Die rechtsextreme NPD konnte bislang nicht richtig Fuß fassen in Brandenburg, dafür wächst jedoch die Neonazi-Szene außerhalb von Parteistrukturen. Diese Entwicklung sei Besorgnis erregend, warnten Innenminister Dietmar Woidke (SPD) und Verfassungsschutzchefin Winfriede Schreiber am Donnerstag in Potsdam. Beide stellten den Verfassungsschutzbericht 2011 vor.
Weniger NPD-Mitglieder, mehr Neonazis
Demnach sank die Zahl der NPD-Mitglieder im Jahr 2011 im Vergleich zu 2010 um 20 auf 350. Die Übernahme der einst 150 Mitglieder der rechtsextremen DVU sei praktisch gescheitert, sagte Schreiber. Dabei habe die NPD heftig um die ehemaligen DVU-Leute geworben. Übergetreten seien nur wenige.

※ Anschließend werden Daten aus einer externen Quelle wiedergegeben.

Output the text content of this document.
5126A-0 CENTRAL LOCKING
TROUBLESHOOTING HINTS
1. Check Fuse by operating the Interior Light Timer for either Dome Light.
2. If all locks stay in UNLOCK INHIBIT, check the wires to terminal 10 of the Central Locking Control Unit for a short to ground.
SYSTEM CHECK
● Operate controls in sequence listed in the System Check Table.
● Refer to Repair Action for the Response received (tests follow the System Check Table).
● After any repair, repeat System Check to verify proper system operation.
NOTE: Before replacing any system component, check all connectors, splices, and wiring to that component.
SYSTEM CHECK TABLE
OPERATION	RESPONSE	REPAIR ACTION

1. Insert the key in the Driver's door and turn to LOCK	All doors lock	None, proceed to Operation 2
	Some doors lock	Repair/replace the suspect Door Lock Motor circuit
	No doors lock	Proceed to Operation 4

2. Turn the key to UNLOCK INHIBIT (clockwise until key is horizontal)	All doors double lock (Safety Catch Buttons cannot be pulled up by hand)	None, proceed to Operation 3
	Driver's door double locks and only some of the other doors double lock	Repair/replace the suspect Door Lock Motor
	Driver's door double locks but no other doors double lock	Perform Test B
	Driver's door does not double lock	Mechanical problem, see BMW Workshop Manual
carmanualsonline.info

Dafür stieg laut Schreiber die Zahl der Neonazis um 30 auf 410. Die Zahl der Neonazi-Gruppen erhöhte sich um eine auf neun. Nach Angaben von Schreiber zeigen Neonazis eine „eindeutige Wesensverwandtschaft“ zur früheren NSDAP. Der Schwerpunkt der Aktivitäten liege im Süden Brandenburgs. Dort macht vor allem der „Widerstand Südbrandenburg“ verstärkt auf sich aufmerksam. Mit seinen Kampagnen „Volkstod“ und „Werde unsterblich“ seien unangemeldete Aufmärsche und ideologische Schulungen verbunden.
Neu ist laut Schreiber die Verbindung zwischen Rechtsextremismus und Kampfsport. Dieses neue gesellschaftliche Phänomen sei eine Herausforderung für die Zivilgesellschaft. Der brandenburgische Verfassungsschutz habe das Thema als erste Länderbehörde in seinem Bericht aufgegriffen und informiere bereits Sportvereine über den Trend. Zwei Neonazis seien im Jahr 2011 von Sportvereinen ausgeschlossen worden.
Körperkult und Agitation beim Kickboxen
Besonders beliebt bei den Rechtsextremisten ist das Kickboxen. Das Netzwerk „Widerstand Südbrandenburg“ organisiert „Nationale Kampfsportturniere“. Bekannt ist dem Verfassungsschutz auch die in Lübben gegründete „Northsidecrew“, die sich als „nationale Kampfsportvereinigung“ versteht. Die Mitglieder haben dem Bericht zufolge enge Kontakte zu Hooligans in Cottbus. Als „erschreckend“ bezeichnen die Verfassungsschützer die von der „Northsidecrew“ beabsichtigte Nähe zur früheren SA. So erinnere das Wappen mit zwei Dolchen an die Bewaffnung der SA.
Schreiber sprach angesichts des neuen Trends von einer „gefährlichen Entwicklung“. Es bilde sich ein rechtsextremistisches Kampfsportmilieu heraus. „Die Neonazis wollen sich selbst zur Waffe formen und diese dann auch einsetzen.“ Die Szene werde aggressiver.
Doch den Rechtsextremisten gehe es nicht nur um Körperkult. Bei den Kämpfen trügen sie auch öffentlichkeitswirksam ihre Gesinnung zur Schau. So sei der bekannte Rechtsextremist Markus Walzuck bei einem Kickbox-Kampf im südbrandenburgischen Lauchhammer bei rechtsextremistischer Hassmusik in den Ring gestiegen. Die Kämpfe würden als Plattform für die Agitation genutzt. Die Eröffnungsrede eines Kampfes gleiche einer Kampfansage an den demokratischen Rechtsstaat.
Zudem verdienen die Neonazis dem Bericht zufolge Geld mit dem Kampfsport. Neben Ein- und Antrittsgeldern bei Turnieren kassieren sie auch für bedruckte Shirts oder Videos von inszenierten Kämpfen.